I want to breathe a sigh of relief that things have gone reasonably, sometimes spectacularly well so
far, particularly the ceremonial and cultural offerings, and hoping that the difficult remainder of the
decade of centenaries will go as smoothly, though I think we will have serious trouble with the civil
war, 62 still in some parts of the country a toxic presence. If we don’t interrogate it now, we never
will. The Four Courts ablaze 63.
I am hoping that we do not go through these years with a soft-centred aspiration to please everyone
– for example, the formation of the Ulster Volunteers in 1912 was a totally undemocratic, deeply
threatening event, and in many ways, so was the 1916 Rising. Every commemorative cycle reflects
contemporary political needs and perceptions, and there is certainly a temptation for our current
politicians to turn these years into an arm of the Northern peace process. This would not make for
good history. I am hoping that we can relate our violent origins as a state to the endemic violence in
our society, and interrogate both. And I am hoping that in spite of the hubris of certain
representatives of both the loyalist the nationalist communities in the North, that they too will take
part in some honest self-examination and really, truly repudiate violence as a means to any end.
We don’t have to elevate Home Rule above independence to recognise that a struggle for that
independence which started with the violent seizure of our capital city and ended with a bitter and
divisive Civil War might not have been the best way to proceed. Nor do we have to forget the victims
of thirty years of unmandated violence in the North in order to “move on”, or to forget that John
Hume and Seamus Mallon were the true self-sacrificers in the cause of peace.
Paul Muldoon has two lovely lines which are germane to this discussion:
“For history’s a twisted root,
And art its small translucent fruit.”
Part of the project for historians of the revolutionary period has, rightly, been to demythologise
these events, a task for which some of them have got into a lot of trouble over the last 40 years. I am
squarely with my good friend, Roy Foster, when he says that all good historians must be revisionists,
in the sense that they must modify their judgments in the light of new evidence. Perhaps the real
‘translucent fruit’ to aim at is a new understanding, well supported by good archival evidence, with
no concessions to sacred cows, of how we got to the point of achieving independence in 1922, and
how that objective shaped the lives of many people during this tumultuous decade, some of them
indifferent to it, some opposed to it, some wishing it to take a very different form to that which it
eventually did, and some willing to kill and die to make it happen.
I would like to finish with a paragraph from a recently published short story by Colm Toibin. Its title is
The Journey to Galway. Lady Augusta Gregory 64 has just received a telegram announcing the death
of her only child, Robert, in World War 1, and is travelling to Galway to tell his wife and children.
“And he had died in a British uniform, a uniform that had seemed more and more the
uniform of another country.
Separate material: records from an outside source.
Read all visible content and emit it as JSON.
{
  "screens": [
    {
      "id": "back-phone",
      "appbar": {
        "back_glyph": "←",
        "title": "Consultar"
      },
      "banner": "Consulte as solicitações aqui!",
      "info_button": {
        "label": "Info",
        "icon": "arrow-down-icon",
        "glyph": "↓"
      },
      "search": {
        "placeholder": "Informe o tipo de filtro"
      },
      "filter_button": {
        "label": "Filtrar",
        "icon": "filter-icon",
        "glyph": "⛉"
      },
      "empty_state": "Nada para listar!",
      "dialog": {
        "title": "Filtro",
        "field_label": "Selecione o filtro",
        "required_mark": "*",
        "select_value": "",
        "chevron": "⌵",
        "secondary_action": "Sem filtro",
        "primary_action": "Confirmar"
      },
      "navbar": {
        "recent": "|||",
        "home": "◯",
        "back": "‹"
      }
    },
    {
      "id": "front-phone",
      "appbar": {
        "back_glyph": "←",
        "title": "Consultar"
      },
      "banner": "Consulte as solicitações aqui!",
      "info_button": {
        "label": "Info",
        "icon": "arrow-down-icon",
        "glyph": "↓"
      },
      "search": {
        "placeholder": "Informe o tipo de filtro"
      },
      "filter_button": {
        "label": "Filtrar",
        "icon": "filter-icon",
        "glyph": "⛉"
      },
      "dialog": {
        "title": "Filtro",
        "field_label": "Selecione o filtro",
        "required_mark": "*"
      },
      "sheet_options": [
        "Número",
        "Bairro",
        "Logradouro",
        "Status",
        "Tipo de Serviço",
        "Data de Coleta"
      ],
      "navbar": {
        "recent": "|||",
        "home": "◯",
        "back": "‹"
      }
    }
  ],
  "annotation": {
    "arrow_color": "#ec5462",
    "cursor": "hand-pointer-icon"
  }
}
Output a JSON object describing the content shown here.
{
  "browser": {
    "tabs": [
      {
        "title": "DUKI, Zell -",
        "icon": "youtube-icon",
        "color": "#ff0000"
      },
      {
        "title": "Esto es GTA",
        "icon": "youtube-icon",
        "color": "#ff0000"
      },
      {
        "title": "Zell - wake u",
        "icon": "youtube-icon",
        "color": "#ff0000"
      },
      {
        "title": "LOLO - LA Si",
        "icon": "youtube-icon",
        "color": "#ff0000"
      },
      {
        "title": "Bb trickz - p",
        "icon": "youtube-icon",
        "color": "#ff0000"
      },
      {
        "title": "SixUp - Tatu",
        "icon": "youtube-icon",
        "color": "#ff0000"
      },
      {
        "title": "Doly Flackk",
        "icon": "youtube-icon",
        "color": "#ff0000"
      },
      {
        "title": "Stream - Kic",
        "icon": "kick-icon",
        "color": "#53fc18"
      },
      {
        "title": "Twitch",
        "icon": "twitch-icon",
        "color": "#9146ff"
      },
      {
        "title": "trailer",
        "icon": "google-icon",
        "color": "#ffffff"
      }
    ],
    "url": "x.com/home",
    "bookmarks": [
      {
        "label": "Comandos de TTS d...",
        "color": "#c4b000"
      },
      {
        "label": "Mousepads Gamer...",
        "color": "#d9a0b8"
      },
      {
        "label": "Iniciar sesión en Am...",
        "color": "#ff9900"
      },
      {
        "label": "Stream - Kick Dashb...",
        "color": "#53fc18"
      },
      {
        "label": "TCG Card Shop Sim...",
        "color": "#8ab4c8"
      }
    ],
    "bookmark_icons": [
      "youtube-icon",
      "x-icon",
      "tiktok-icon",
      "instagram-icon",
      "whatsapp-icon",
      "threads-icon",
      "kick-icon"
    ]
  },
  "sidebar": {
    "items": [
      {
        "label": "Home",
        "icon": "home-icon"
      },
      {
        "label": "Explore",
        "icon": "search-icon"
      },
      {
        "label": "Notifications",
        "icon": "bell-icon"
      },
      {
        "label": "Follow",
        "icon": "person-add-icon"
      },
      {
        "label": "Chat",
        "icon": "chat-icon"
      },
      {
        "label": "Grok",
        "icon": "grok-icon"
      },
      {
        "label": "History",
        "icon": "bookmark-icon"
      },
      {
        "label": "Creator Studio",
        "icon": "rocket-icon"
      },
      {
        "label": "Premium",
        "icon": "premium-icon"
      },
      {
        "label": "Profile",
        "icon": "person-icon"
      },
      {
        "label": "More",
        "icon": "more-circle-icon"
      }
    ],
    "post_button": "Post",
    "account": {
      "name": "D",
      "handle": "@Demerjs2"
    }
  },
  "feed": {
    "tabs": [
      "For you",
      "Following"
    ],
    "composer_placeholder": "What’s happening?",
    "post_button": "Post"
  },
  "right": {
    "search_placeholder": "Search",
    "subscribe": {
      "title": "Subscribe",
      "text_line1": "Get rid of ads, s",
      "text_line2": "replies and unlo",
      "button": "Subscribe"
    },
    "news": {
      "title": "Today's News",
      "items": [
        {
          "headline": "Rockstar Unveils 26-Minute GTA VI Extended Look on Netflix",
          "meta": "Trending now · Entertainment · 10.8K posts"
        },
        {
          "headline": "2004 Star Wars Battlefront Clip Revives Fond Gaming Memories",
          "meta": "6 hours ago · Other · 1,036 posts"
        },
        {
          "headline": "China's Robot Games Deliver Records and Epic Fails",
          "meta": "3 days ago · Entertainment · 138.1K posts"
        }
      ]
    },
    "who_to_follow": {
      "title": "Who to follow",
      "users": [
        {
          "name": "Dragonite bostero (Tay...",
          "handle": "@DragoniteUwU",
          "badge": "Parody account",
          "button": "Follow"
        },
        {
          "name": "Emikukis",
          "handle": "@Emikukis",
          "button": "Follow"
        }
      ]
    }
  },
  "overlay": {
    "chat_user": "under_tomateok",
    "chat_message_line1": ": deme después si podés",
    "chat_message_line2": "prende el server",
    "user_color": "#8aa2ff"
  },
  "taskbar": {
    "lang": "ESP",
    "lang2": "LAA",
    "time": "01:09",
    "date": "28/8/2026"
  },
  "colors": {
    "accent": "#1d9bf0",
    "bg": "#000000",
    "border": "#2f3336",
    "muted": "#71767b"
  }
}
In joining the British army, he had been his father’s son; he
had followed his cousins. He had not followed her, nor had she asked him to. She
wondered now if he and those like him, the others who had died for this dream of
empire, this large and abstract conflict between nations, would belong to the past, if
they would not be shadows fading into further and deeper shadows. Their class would
not hold sway in an Ireland of the future, she was sure of that. She began to imagine
what it would be like instead if she were going on a train to Dublin to be with him on
the night before his execution, if he had taken part in the Rebellion in Dublin. She
thought of how proud she would be on the train, how there would be some people
travelling with her who would feel exalted by her presence. But it would end in the
same way. It would end in death, it would end in three fatherless children, it would end
in a future in which Robert would only be a name and a memory. He would never come
into a room again. It hardly mattered what cause he had fought for, or what his impulse
to join had been. It was simple; he had been killed.”